■ Laparoscopic hysterectomy is the most common surgery associated with lower urinary tract injury.

■ Cystotomy is the most common urinary tract injury. Small injuries to the dome of the bladder can often be managed with prolonged bladder drainage. When surgical repair is required, this can often be accomplished with laparoscopic suture techniques. If injury occurs at the time of hysterectomy, transvaginal repair is also an option.

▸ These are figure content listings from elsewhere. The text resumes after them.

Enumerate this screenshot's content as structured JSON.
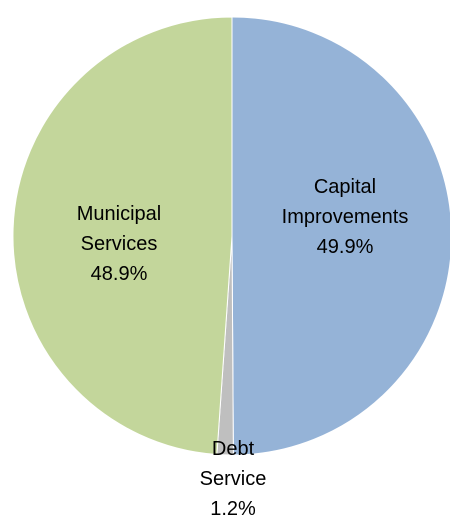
{
  "chart_data": {
    "type": "pie",
    "slices": [
      {
        "label_lines": [
          "Capital",
          "Improvements"
        ],
        "percent_label": "49.9%",
        "value": 49.9,
        "color": "#95B3D7"
      },
      {
        "label_lines": [
          "Debt",
          "Service"
        ],
        "percent_label": "1.2%",
        "value": 1.2,
        "color": "#BFBFBF"
      },
      {
        "label_lines": [
          "Municipal",
          "Services"
        ],
        "percent_label": "48.9%",
        "value": 48.9,
        "color": "#C3D69B"
      }
    ],
    "start": "top",
    "direction": "clockwise"
  }
}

■ If there is concern regarding a possible ureteric injury but none can be visualized laparoscopically, ureteral patency should be confirmed. Otherwise, a ureteral stent should be placed. An obstructed pelvic ureter should be repaired.

■ If there is any question regarding renal function or another upper urinary tract injury, an intraoperative urogram should be performed to confirm bilateral renal function.

■ When the ureter has been obviously transected, laparoscopic ureteroureterostomy or reimplantation is an option.

■ Injury to the urethra is unusual during laparoscopic gynecologic surgery. However, injury can occur during suburethral sling procedures, often done in conjunction with laparoscopic hysterectomies and surgeries for pelvic organ prolapse. Typically these injuries are managed either with prolonged catheter drainage or with surgical reanastomosis.

■ If ovarian cyst rupture occurs during laparoscopy, it is often helpful to place the patient in the reverse Trendelenburg position to prevent the cyst contents from spreading throughout the pelvis. Using warm irrigation fluid, copiously irrigate the pelvic cavity to prevent the peritonitis that may result from the cyst contents.